Friday, September 28, 2007

When support groups go bad

Thank you for all of your suggestions - I appreciate everyone taking the time to think about a solution and send it/post it. We tried the heat-shrink tubing on a D-ring that I have and it could still have been cut open with the strap. It also didn't prevent the ring from deforming more :( The owner of the bag doesn't have a soldering iron, so she couldn't do that.

What I ended up doing was buying a "quick-link", used for repairing chains, and sending that so that the owner can replace the D-ring with it. It's an oval shape with a twist-lock and it should hold the straps together without going undone. I've sent the quick-link out to the owner and hopefully she'll be able to put it in to make the bag work.

I had a Skills for Healing workshop today and I'm afraid that it didn't go well. During the sharing circle (a time where everyone shares something, usually personal, that is completely confidential), someone was writing down what people were saying. I noticed this and when it came to my time to speak, I asked her to not write things down. She claimed that she wasn't writing down anything about the participants and their names weren't there, but finally agreed to not write anything that I said.

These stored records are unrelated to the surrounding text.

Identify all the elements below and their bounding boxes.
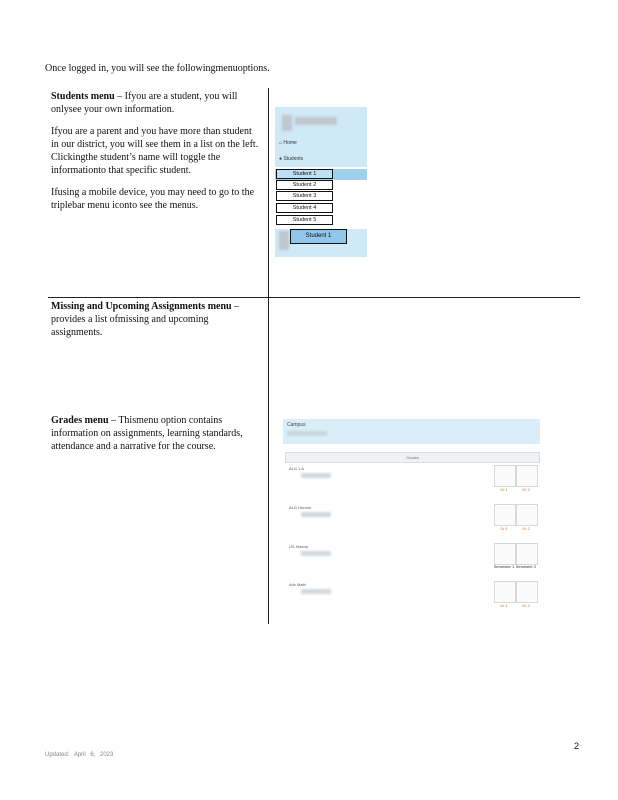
footer-updated: Updated: April 6, 2023 — [45, 752, 114, 758]
course-name[interactable]: US History — [289, 544, 309, 549]
table-vertical-divider-top — [268, 88, 269, 298]
grade-box[interactable] — [516, 504, 538, 526]
grade-label: Semester 1 — [493, 564, 515, 569]
avatar — [282, 115, 292, 131]
students-menu-title: Students menu — [51, 91, 115, 102]
page-number: 2 — [573, 741, 579, 751]
grades-section — [51, 414, 261, 462]
student-3-button[interactable]: Student 3 — [276, 191, 333, 201]
students-mobile-text: Ifusing a mobile device, you may need to go to the triplebar menu iconto see the menus. — [51, 187, 255, 211]
nav-students[interactable]: ● Students — [279, 156, 304, 162]
nav-home[interactable]: ⌂ Home — [279, 140, 297, 146]
missing-menu-title: Missing and Upcoming Assignments menu — [51, 301, 232, 312]
students-section — [51, 90, 261, 221]
grade-box[interactable] — [494, 504, 516, 526]
grade-box[interactable] — [494, 465, 516, 487]
grades-bar: Grades — [285, 452, 540, 463]
students-parent-text: Ifyou are a parent and you have more than student in our district, you will see them in a list on the left. Clickingthe student’s name will toggle the informationto that specific student. — [51, 126, 259, 176]
grade-box[interactable] — [494, 581, 516, 603]
grade-label: Gr 1 — [500, 603, 508, 608]
table-horizontal-divider — [48, 297, 580, 298]
course-name[interactable]: ALG Honors — [289, 505, 312, 510]
grades-header — [283, 419, 540, 444]
missing-section — [51, 300, 261, 348]
grade-label: Gr 1 — [500, 487, 508, 492]
grades-header-title: Campus — [287, 422, 306, 428]
grade-label: Gr 1 — [500, 526, 508, 531]
current-student-button[interactable]: Student 1 — [290, 229, 347, 244]
student-2-button[interactable]: Student 2 — [276, 180, 333, 190]
students-menu-screenshot — [275, 107, 367, 257]
grade-label: Gr 2 — [522, 526, 530, 531]
blurred-teacher — [301, 473, 331, 478]
students-intro: – Ifyou are a student, you will onlysee your own information. — [51, 91, 238, 115]
table-vertical-divider-bottom — [268, 298, 269, 624]
student-1-button[interactable]: Student 1 — [276, 169, 333, 179]
blurred-teacher — [301, 512, 331, 517]
intro-text: Once logged in, you will see the followingmenuoptions. — [45, 63, 270, 74]
grade-label: Semester 2 — [515, 564, 537, 569]
blurred-name — [295, 117, 337, 125]
grade-box[interactable] — [494, 543, 516, 565]
grades-menu-screenshot — [283, 419, 540, 619]
blurred-teacher — [301, 589, 331, 594]
blurred-teacher — [301, 551, 331, 556]
course-name[interactable]: Adv Math — [289, 582, 306, 587]
student-5-button[interactable]: Student 5 — [276, 215, 333, 225]
course-name[interactable]: ALG 1 A — [289, 466, 304, 471]
student-4-button[interactable]: Student 4 — [276, 203, 333, 213]
missing-text: – provides a list ofmissing and upcoming assignments. — [51, 301, 240, 338]
grade-label: Gr 2 — [522, 603, 530, 608]
grades-text: – Thismenu option contains information on assignments, learning standards, attendance and a narrative for the course. — [51, 415, 243, 452]
avatar-bottom — [279, 231, 289, 250]
grade-box[interactable] — [516, 465, 538, 487]
grade-box[interactable] — [516, 581, 538, 603]
grade-label: Gr 2 — [522, 487, 530, 492]
blurred-header-text — [287, 431, 327, 436]
grade-box[interactable] — [516, 543, 538, 565]
grades-menu-title: Grades menu — [51, 415, 109, 426]
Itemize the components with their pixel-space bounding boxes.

Later on, the subject came up again and another participant turned to me and said "What makes you so insecure?" I replied by saying that I didn't think I had to answer that, and the person who'd been writing stuff down leapt to my defense. The facilitator didn't say anything.

Even though names aren't associated with the notes this person was making, she was summing up what each person said. She was the facilitator for a group that I've since left and our paths cross regularly. This is the second time I've had to ask someone to not write what I'm saying. Honestly, I thought there would be a rule against this, but there wasn't.

I think that if something is confidential and no one is supposed to talk about what's going on outside of that sharing, then no one should be writing down what people say. I feel violated by this - is that something weird to me, or what? I also felt attacked by that other person, who as far as I know was never told that saying that sort of thing isn't appropriate :( . I left the group quite upset and am thinking that I don't want to go back to this particular group. I did speak to the Program Director about this - maybe things will change.

3 comments:

Darling Jee said...

I would feel violated and upset too. I don't really understand why that person felt the need to write things down? Was she planning to follow up with individuals afterwards? Write her memoirs? But you shouldn't have to justify why you don't want your thoughts/feelings/words recorded in that type of setting. A simple request, once, should be enough.

Anonymous said...

Wow. I've done similar kinds of sharing, and nobody has ever written things down. Maybe if the person was up-front about what it was for at the outset - but anyway I can't even conjure up a good 'example' reason why you'd want to write down other people's personal sharing stuff...

From the POV of a control-freaky teacher (me), the facilitator needs to improve at setting down expectations, boundaries, etc. Sheesh. That's so not cool.
Love,
Vicki

Anonymous said...

I've been to a few support groups too & writing down what was said was never done & I don't feel it was right either. Nor what that woman said to you. That was rude & the facilitator should have stepped in there.